At an emergency meeting, Jack and the other Brotherhood leaders criticize the narrator for his unscientific arguments and the narrator determines that the group has no real interest in the black community’s problems. From there the narrator returns to Harlem, trailed by Ras’ men, and buys a hat and a pair of sunglasses to elude them; as a result, he is repeatedly mistaken for a man named Rinehart, known as a lover, hipster, gambler, briber and a spiritual leader. Understanding that Rinehart has adapted to white society at the cost of his own identity, the narrator resolves to undermine the Brotherhood by feeding them dishonest information concerning the Harlem membership and situation.
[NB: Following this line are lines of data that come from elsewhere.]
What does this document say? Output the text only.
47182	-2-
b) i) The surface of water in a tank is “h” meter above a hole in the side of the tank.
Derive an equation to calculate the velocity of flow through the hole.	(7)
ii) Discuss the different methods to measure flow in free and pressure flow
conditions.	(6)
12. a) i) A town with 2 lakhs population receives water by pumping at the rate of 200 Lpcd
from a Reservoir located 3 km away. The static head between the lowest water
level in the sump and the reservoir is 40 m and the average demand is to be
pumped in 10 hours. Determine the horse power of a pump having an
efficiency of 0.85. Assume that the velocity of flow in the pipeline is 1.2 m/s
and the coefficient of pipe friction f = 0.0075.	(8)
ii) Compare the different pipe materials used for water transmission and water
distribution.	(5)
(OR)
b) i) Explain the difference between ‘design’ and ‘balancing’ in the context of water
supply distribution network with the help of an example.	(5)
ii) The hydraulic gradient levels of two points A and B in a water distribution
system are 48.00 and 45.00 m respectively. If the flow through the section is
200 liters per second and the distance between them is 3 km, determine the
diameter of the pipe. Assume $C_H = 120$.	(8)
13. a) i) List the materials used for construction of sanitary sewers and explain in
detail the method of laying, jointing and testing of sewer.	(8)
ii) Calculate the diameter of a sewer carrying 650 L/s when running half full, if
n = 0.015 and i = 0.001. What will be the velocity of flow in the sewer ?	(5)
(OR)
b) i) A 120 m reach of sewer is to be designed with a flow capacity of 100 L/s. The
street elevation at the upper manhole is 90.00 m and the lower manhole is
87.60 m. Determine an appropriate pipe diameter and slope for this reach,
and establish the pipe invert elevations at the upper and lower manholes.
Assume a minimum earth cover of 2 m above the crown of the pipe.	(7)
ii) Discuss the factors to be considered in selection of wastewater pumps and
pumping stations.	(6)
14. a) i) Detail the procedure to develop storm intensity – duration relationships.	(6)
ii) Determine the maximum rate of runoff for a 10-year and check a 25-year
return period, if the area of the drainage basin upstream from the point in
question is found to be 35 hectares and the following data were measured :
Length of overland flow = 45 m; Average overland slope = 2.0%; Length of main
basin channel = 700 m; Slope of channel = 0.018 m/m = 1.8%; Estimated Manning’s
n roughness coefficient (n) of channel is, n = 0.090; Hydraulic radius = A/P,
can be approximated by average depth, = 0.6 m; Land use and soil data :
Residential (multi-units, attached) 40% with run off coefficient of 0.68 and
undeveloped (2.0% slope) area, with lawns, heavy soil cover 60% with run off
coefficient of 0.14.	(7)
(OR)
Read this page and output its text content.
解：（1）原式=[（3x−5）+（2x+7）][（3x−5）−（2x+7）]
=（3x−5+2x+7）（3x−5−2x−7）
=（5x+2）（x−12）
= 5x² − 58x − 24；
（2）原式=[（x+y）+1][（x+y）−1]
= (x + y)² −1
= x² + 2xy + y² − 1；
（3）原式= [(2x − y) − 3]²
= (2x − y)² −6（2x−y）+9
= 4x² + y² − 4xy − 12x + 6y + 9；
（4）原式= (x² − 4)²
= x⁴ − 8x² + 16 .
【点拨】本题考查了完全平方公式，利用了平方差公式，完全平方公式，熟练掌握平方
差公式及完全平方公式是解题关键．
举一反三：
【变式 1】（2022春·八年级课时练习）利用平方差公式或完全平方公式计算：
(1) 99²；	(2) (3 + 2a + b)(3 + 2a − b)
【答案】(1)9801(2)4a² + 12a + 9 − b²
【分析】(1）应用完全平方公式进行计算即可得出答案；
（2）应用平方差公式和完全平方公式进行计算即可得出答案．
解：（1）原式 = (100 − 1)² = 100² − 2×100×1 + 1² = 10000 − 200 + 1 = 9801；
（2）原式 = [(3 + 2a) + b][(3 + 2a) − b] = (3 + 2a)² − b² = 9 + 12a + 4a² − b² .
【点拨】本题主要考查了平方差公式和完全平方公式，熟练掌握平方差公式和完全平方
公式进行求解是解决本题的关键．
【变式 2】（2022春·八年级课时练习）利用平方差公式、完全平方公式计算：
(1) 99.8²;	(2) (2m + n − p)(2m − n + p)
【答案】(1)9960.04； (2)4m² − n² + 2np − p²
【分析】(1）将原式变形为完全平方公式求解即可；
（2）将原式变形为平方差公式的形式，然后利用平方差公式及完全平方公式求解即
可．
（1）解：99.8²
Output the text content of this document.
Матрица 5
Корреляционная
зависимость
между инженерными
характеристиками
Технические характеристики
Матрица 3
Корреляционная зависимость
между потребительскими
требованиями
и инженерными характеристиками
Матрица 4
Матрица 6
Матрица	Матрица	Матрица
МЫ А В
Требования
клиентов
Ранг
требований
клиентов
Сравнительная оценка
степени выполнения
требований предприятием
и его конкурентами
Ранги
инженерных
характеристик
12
After seducing the wife of one member in a fruitless attempt to learn their new activities, he discovers that riots have broken out in Harlem due to widespread unrest, realizing that the Brotherhood has been counting on such an event in order to further its own aims. The narrator gets mixed up with a gang of looters who burn down a tenement and wanders away to find Ras, now on horseback, armed with a spear and shield and calling himself “the Destroyer”.

Ras shouts for the crowd to lynch the narrator, but the narrator attacks him with the spear and escapes into an underground coal bin. Two white men seal him in, leaving him alone to ponder the racism he has experienced in his life…The epilogue returns to the present, with the narrator stating that he is ready to return to the world because he has spent enough time hiding from it. He explains that he has told his story in order to help people see past his own invisibility, and also to provide a voice for people with a similar plight: “Who knows but that, on the lower frequencies, I speak for you?”